La cattedra assegnata non la si può togliere, se non per motivi di difficoltà finanziarie dell’università o di gravi mancanze e violazioni. Queste ultime possono includere tantissime cose, dal plagio alle continue assenze, ad aspetti più di carattere morale, soprattutto in istituti religiosi. Risulta quindi evidente che l’idea che i professori non siano licenziabili è ingenua e poco informata. Ciò che sicuramente non è motivo di annullamento della tenure sono le posizioni ideologiche della persona, o i risultati della sua ricerca. Proprio per questo l’American Association of University Professors considera l’istituto uno dei pilastri della libertà accademica, garantisce che le persone responsabili per l’avanzamento e la trasmissione della conoscenza siano protette da cause di licenziamento che abbiano a che fare con le loro idee o con ciò che pubblicano. Anzi, uno dei grandi problemi dell’università moderna è quanto poche siano ormai le posizioni tenure-track rispetto al numero di PhD e Post-Doc e quanto le università si affidino sempre più a persone con contratti a breve termine e sottopagate per andare avanti. Solo il 21% dei contratti accademici negli Stati Uniti è coperto da tenure.
Il perché del nuovo moral panic
Sebbene fosse figlia di logiche di mercato che male si applicano ad un campo come l’insegnamento universitario, le vecchie posizioni del GOP sulla tenure non hanno niente a che fare con quelle odierne. Ragioni di performance e qualità hanno lasciato spazio ad altre di natura ideologica e culturale, rendendo la questione l’ennesimo moral panic. Ron DeSantis, firmando l’anno scorso la legge che richiede una revisione della tenure ogni cinque anni, nel suo discorso spiegava come l’istituto promuova “ortodossia intellettuale”. Chris Sprowls, allora Speaker della Camera statale, spiegava come la legge prevenga “l’indottrinamento delle giovani menti”. Il Vicegovernatore del Texas Dan Patrick, ugualmente, lamenta che l’università sia diventato un posto di indottrinamento liberal, fonte di “divisione sociale”, da cui mandar via i “Marxisti UT professors”, che insegnano Critical Race e Gender Theory.

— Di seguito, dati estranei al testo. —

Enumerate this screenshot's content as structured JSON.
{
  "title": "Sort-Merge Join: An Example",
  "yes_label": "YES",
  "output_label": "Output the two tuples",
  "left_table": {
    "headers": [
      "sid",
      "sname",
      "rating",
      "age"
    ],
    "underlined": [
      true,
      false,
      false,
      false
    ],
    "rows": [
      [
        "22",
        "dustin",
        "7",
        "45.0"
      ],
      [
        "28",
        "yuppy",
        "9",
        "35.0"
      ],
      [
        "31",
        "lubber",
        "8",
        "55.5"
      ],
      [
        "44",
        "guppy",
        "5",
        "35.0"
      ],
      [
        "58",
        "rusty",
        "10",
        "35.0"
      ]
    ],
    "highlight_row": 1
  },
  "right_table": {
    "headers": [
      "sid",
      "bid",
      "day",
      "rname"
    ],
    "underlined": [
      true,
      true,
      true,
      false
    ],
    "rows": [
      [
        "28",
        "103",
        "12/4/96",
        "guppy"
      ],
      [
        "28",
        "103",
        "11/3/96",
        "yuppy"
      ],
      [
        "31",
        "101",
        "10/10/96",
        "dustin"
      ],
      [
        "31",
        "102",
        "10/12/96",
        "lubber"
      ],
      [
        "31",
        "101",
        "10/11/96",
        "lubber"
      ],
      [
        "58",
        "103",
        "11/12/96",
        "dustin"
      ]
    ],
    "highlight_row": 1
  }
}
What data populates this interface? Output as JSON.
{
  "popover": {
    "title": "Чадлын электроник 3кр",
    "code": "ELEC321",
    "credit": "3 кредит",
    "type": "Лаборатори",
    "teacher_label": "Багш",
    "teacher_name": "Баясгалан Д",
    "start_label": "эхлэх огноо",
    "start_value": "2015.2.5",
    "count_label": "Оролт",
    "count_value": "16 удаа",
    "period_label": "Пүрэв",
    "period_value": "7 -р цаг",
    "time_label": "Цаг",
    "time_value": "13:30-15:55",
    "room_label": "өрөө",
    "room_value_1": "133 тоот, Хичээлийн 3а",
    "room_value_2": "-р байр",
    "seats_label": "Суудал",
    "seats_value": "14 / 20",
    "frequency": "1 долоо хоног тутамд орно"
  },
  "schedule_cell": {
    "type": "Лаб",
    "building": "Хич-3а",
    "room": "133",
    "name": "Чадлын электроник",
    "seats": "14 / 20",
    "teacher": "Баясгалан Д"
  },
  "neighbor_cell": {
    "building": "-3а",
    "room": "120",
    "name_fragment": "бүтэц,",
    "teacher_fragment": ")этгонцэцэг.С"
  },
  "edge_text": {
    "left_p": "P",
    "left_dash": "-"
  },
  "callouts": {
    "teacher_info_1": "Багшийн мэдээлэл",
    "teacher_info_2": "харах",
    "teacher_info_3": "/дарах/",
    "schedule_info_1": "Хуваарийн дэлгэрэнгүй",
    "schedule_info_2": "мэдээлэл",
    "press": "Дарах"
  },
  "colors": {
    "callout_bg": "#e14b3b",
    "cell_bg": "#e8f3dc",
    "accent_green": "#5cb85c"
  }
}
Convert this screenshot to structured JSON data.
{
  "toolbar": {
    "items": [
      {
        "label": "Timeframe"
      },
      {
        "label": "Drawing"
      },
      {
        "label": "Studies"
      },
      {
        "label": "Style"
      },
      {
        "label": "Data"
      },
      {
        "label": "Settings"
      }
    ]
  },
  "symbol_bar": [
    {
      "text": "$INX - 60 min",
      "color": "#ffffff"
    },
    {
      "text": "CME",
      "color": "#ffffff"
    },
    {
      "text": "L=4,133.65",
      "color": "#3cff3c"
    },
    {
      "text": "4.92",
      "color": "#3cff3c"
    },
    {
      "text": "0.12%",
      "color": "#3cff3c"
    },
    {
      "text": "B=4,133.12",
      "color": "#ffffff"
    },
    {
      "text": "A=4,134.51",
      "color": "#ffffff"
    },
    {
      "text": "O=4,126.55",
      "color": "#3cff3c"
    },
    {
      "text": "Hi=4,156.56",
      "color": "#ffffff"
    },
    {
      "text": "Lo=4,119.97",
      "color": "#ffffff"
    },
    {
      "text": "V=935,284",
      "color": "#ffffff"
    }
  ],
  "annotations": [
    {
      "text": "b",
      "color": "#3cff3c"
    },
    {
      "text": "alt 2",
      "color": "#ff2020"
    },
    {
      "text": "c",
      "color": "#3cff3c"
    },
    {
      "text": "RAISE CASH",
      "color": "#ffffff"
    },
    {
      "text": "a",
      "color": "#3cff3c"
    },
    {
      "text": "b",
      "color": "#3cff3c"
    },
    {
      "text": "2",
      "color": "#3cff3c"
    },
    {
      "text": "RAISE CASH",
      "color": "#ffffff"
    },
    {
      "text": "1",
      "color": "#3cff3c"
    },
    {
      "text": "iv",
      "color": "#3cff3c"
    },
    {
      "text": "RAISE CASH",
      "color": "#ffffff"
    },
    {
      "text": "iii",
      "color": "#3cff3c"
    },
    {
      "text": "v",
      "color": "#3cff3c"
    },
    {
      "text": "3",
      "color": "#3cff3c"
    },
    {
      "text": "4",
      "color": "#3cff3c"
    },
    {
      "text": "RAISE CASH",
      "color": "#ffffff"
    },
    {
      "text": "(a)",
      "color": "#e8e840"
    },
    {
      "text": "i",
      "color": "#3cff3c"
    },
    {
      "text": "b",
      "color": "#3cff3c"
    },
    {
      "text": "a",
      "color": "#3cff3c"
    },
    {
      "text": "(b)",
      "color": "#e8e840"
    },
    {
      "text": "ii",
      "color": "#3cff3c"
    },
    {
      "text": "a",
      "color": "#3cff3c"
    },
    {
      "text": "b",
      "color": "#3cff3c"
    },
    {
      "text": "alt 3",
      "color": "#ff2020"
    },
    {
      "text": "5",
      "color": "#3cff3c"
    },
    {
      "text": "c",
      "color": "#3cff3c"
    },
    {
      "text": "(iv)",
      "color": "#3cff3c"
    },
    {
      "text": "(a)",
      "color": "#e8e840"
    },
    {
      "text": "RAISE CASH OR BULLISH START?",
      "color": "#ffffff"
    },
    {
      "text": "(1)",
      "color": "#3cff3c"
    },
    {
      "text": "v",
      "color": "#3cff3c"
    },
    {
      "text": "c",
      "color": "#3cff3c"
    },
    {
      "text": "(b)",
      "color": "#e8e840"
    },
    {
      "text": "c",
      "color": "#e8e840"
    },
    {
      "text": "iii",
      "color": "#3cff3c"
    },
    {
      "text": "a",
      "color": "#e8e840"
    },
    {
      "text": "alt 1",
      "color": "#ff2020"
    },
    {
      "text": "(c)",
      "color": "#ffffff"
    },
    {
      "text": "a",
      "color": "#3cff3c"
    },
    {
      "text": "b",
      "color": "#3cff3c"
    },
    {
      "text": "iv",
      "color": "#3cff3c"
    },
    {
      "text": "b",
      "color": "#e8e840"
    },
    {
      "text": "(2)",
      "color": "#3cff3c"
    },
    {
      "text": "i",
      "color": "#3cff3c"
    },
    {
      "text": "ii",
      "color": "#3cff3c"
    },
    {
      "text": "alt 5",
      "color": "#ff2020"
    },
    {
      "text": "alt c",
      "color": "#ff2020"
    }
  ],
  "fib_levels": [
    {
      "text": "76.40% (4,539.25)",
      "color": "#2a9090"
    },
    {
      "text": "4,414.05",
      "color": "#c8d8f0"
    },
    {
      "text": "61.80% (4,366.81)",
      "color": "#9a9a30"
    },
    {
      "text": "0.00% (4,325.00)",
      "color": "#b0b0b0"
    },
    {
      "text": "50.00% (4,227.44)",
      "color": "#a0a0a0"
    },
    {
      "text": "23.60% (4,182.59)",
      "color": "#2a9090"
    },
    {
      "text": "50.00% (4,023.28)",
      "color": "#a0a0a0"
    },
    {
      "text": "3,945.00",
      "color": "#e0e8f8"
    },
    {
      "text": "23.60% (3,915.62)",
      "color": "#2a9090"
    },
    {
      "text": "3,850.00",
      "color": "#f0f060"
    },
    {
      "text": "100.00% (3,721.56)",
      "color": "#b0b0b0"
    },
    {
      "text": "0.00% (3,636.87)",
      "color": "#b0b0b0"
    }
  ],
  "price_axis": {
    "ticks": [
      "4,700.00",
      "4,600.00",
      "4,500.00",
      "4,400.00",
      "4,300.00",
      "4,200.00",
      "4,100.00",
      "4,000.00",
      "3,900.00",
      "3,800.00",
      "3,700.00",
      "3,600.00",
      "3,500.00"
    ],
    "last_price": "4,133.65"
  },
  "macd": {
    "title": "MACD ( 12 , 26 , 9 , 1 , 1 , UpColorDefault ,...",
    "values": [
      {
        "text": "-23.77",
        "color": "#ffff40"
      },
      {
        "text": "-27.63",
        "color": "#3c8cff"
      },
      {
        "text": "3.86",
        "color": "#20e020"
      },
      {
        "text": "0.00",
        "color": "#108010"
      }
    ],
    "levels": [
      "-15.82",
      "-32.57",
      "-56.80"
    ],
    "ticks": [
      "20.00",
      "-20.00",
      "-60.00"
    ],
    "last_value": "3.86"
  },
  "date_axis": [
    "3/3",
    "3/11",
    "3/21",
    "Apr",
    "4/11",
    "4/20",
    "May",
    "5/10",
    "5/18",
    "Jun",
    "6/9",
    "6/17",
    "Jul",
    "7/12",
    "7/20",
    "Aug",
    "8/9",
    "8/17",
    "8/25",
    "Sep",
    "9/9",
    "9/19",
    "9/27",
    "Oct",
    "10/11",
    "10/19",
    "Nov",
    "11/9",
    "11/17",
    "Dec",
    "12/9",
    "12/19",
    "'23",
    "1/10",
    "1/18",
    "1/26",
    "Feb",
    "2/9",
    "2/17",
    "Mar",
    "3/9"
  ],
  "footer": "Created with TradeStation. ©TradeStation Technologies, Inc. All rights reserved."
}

In Ohio la proposta legislativa propone una review annuale che includa l’opinione degli studenti riguardo l’ambiente in classe, “free of political, racial, gender and religious bias”. Anche se ufficialmente queste leggi sono sulla carta motivate dalla volontà di garantire qualità, è evidente che l’obiettivo e lo spirito siano da cercare all’interno della strategia più larga del partito di istigare e nutrire la rabbia dei propri elettori verso istituzioni percepite come ideologicamente nemiche. Elise Stefanik, membra della Camera dello stato di New York, presentando una legge sulla tenure, ha dichiarato che “il progressismo di sinistra pervade le università dello stato” e che bisogna fare qualcosa a riguardo.
Come sottolinea FiveThirtyEight, l’idea che i college stiano indottrinando i giovani americani prevale tra gli elettori del partito repubblicano, specialmente quelli che hanno persone in famiglia che studiano all’università, a sottolineare quanto la polarizzazione sul tema sia generazionale più che geografica o razziale. Questo forse è il motivo per cui DeSantis ha preferito firmare la sua legge presso The Villages, un’enorme comunità di riposo per anziani benestanti, la cui popolazione di 130.000 abitanti è per il 99% bianca, per l’82% over 65, e nota per essere tra le maggiori roccaforti del trumpismo. Scommettere sul risentimento per le posizioni progressiste di figli e nipoti, attaccando le cattedre ritenute responsabili, forse è un suo modo originale di convincerli a sostenerlo alle primarie.